Parmi les acteurs de premier plan, plusieurs banques universelles dominent le segment résidentiel :
| Banque / Institution | Type d’acteur | Particularités notables |
|---|---|---|
| Banco de Crédito del Perú (BCP) | 1ère banque du pays | Large gamme d’hypothèques en soles et dollars |
| BBVA Perú | 2e banque, filiale du groupe BBVA | Fort focus sur le logement social et vert |
| Scotiabank Perú | 3e banque | Crédit en monnaie locale et en devises |
| Interbank | 4e banque | Produits hypothécaires grand public |
| Banco de la Nación | Banque d’État | 5e banque commerciale, rôle surtout public |
| BanBif, Banco Pichincha, GNB, etc. | Banques commerciales | Produits plus ciblés et parfois de niche |
| Mibanco | Banque de microfinance | Cible les ménages informels et PME |
À côté de ces géants, on retrouve une multitude de coopératives de crédit, caisses municipales et sociétés financières. Certaines agissent surtout comme intermédiaires ou refinanceurs de produits subventionnés par le fonds public Fondo MiVivienda. D’autres opèrent à l’échelle locale avec des approches plus flexibles.
La répartition géographique des prêteurs confirme la prédominance de la capitale, tout en révélant un réseau significatif et actif en province.
| Ville / District | Nombre d’acteurs hypothécaires | Part dans le total national |
|---|---|---|
| Lima | 8 | 10,7 % |
| Santiago de Surco | 6 | 8,0 % |
| Huancayo | 5 | 6,7 % |
| Miraflores | 4 | 5,3 % |
| San Martín de Porres | 4 | 5,3 % |
| Arequipa, Chiclayo, San Isidro, San Juan de Lurigancho, Tacna (chacune) | 3 | 4,0 % chacune |
Certains prestataires plus petits se distinguent par leur spécialisation ou leur réputation, avec des évaluations en ligne variables. Ils peuvent représenter une solution alternative pour des profils atypiques, mais leurs conditions sont souvent plus chères et leurs produits moins standardisés que ceux des grandes banques.

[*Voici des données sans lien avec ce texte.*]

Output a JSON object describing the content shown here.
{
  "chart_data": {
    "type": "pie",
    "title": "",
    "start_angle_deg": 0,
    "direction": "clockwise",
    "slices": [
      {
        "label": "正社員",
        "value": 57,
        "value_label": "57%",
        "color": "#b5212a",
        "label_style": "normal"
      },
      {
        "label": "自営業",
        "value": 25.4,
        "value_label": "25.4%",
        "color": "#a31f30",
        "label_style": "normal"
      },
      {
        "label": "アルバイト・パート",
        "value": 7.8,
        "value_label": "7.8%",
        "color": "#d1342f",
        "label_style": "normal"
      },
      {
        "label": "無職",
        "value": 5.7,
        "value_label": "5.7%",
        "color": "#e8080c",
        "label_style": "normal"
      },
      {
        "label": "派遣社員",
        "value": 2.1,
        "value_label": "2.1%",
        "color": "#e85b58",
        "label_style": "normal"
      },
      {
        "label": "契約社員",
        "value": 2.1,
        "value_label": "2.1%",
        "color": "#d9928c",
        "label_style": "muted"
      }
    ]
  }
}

Pour les très gros patrimoines internationaux, des acteurs comme J.P. Morgan Private Bank peuvent structurellement financer des biens au Pérou dans le cadre d’une stratégie patrimoniale globale, avec des conditions réservées aux portefeuilles de plusieurs millions de dollars.

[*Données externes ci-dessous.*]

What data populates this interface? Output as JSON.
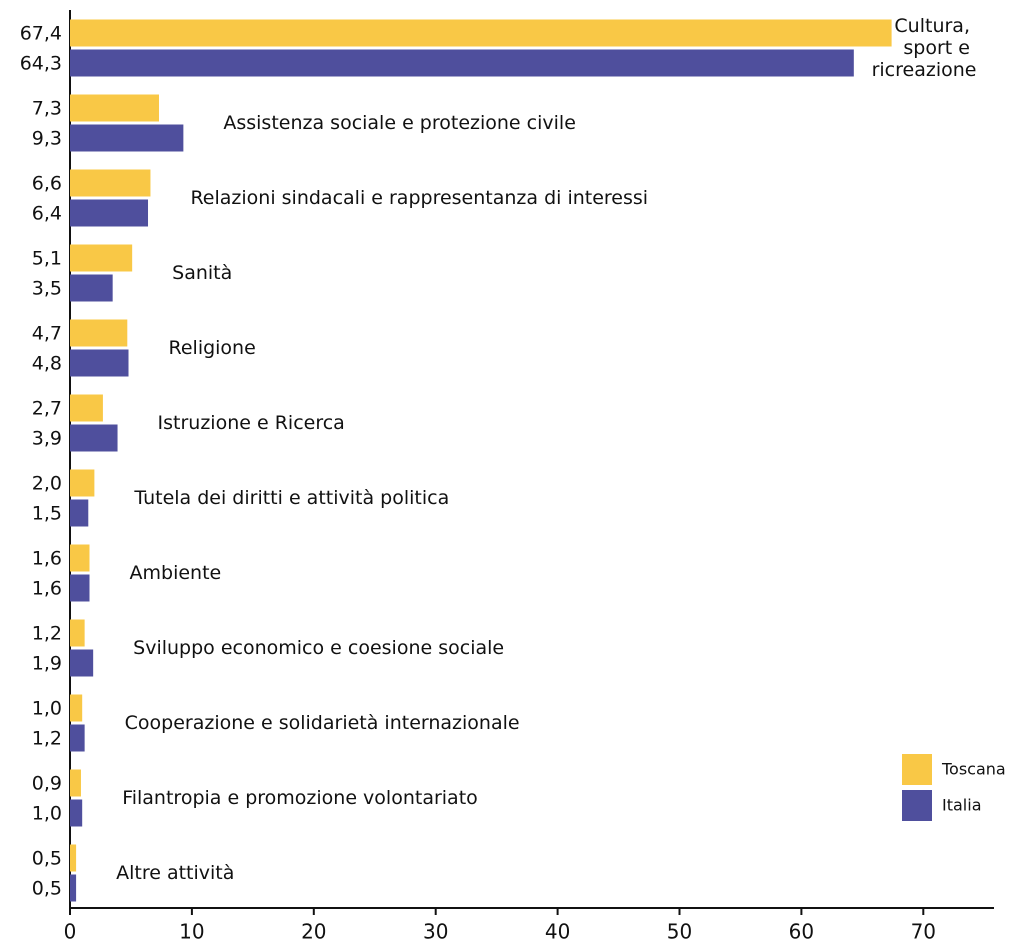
{
  "chart_data": {
    "type": "bar",
    "orientation": "horizontal",
    "categories": [
      "Cultura, sport e ricreazione",
      "Assistenza sociale e protezione civile",
      "Relazioni sindacali e rappresentanza di interessi",
      "Sanità",
      "Religione",
      "Istruzione e Ricerca",
      "Tutela dei diritti e attività politica",
      "Ambiente",
      "Sviluppo economico e coesione sociale",
      "Cooperazione e solidarietà internazionale",
      "Filantropia e promozione volontariato",
      "Altre attività"
    ],
    "series": [
      {
        "name": "Toscana",
        "color": "#f9c846",
        "values": [
          67.4,
          7.3,
          6.6,
          5.1,
          4.7,
          2.7,
          2.0,
          1.6,
          1.2,
          1.0,
          0.9,
          0.5
        ],
        "value_labels": [
          "67,4",
          "7,3",
          "6,6",
          "5,1",
          "4,7",
          "2,7",
          "2,0",
          "1,6",
          "1,2",
          "1,0",
          "0,9",
          "0,5"
        ]
      },
      {
        "name": "Italia",
        "color": "#4f4f9d",
        "values": [
          64.3,
          9.3,
          6.4,
          3.5,
          4.8,
          3.9,
          1.5,
          1.6,
          1.9,
          1.2,
          1.0,
          0.5
        ],
        "value_labels": [
          "64,3",
          "9,3",
          "6,4",
          "3,5",
          "4,8",
          "3,9",
          "1,5",
          "1,6",
          "1,9",
          "1,2",
          "1,0",
          "0,5"
        ]
      }
    ],
    "xlim": [
      0,
      76
    ],
    "xticks": [
      0,
      10,
      20,
      30,
      40,
      50,
      60,
      70
    ],
    "legend": "lower right"
  }
}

Taux d’intérêt et conditions des prêts hypothécaires
Même si les banques ne communiquent pas toujours clairement leurs grilles, les grandes tendances du marché sont bien documentées.

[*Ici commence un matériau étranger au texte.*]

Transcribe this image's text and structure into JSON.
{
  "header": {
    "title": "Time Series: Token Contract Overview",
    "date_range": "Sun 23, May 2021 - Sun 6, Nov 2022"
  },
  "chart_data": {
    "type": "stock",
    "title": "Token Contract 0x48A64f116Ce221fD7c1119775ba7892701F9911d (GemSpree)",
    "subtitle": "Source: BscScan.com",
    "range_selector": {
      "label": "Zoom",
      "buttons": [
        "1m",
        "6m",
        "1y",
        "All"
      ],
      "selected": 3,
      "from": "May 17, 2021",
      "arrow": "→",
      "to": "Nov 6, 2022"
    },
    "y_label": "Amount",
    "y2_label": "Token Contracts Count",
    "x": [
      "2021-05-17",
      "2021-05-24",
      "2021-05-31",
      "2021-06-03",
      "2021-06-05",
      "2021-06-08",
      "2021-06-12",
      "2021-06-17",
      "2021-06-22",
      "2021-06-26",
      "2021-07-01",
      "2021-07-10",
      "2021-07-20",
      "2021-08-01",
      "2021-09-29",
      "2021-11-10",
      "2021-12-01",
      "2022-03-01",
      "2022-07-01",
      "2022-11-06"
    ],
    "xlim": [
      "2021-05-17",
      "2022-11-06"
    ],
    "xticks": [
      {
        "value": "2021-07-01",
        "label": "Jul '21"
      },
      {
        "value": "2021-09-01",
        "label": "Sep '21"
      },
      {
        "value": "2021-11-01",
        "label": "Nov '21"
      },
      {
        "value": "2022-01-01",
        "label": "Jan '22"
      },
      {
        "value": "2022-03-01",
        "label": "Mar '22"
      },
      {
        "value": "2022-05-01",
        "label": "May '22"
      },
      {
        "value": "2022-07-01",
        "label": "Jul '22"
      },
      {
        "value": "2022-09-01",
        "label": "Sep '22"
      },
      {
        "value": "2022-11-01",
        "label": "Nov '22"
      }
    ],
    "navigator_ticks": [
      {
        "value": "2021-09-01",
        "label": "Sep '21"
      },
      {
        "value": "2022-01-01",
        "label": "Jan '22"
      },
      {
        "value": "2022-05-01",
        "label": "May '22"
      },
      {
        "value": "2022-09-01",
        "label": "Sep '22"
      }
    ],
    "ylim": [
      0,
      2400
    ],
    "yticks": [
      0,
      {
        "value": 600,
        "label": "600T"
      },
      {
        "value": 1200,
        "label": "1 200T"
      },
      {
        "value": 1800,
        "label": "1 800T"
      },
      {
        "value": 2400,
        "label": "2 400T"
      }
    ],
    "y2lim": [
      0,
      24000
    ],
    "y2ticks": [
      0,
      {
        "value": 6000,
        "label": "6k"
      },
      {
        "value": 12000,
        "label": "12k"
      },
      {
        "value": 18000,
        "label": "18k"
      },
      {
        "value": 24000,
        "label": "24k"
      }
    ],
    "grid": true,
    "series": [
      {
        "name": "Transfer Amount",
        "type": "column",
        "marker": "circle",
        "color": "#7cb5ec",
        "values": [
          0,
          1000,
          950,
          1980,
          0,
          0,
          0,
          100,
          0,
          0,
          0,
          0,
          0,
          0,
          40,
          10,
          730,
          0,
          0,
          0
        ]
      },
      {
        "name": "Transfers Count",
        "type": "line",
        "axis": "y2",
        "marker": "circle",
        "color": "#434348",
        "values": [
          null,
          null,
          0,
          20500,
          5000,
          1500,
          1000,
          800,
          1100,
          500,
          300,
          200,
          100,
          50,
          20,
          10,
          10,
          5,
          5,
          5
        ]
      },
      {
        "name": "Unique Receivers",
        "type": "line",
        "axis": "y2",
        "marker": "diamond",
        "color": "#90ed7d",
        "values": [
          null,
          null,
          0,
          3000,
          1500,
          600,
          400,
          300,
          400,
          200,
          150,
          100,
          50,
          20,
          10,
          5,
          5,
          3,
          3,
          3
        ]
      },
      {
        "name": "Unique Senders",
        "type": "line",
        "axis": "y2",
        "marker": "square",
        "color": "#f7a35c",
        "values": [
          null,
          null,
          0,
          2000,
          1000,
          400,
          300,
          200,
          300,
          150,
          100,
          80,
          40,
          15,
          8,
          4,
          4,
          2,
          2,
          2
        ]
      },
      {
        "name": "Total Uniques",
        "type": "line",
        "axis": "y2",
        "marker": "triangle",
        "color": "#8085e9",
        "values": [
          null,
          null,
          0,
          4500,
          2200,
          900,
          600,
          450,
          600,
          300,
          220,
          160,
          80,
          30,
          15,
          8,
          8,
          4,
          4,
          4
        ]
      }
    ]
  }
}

Pour un prêt immobilier typique d’une durée de 20 ans, les taux proposés par BCP, BBVA Perú, Scotiabank ou Interbank se situent généralement entre 7 % et 11 % en monnaie locale. Les statistiques agrégées montrent un taux moyen de crédit logement autour de 7,4 % en soles fin 2024–2025, légèrement inférieur — autour de 6,3 % à 7,4 % — pour les prêts en devises. Le plus bas historique récent a été enregistré à 6,6 % en 2022, alors que le sommet de l’ère moderne remonte à plus de 17 % au début des années 2000.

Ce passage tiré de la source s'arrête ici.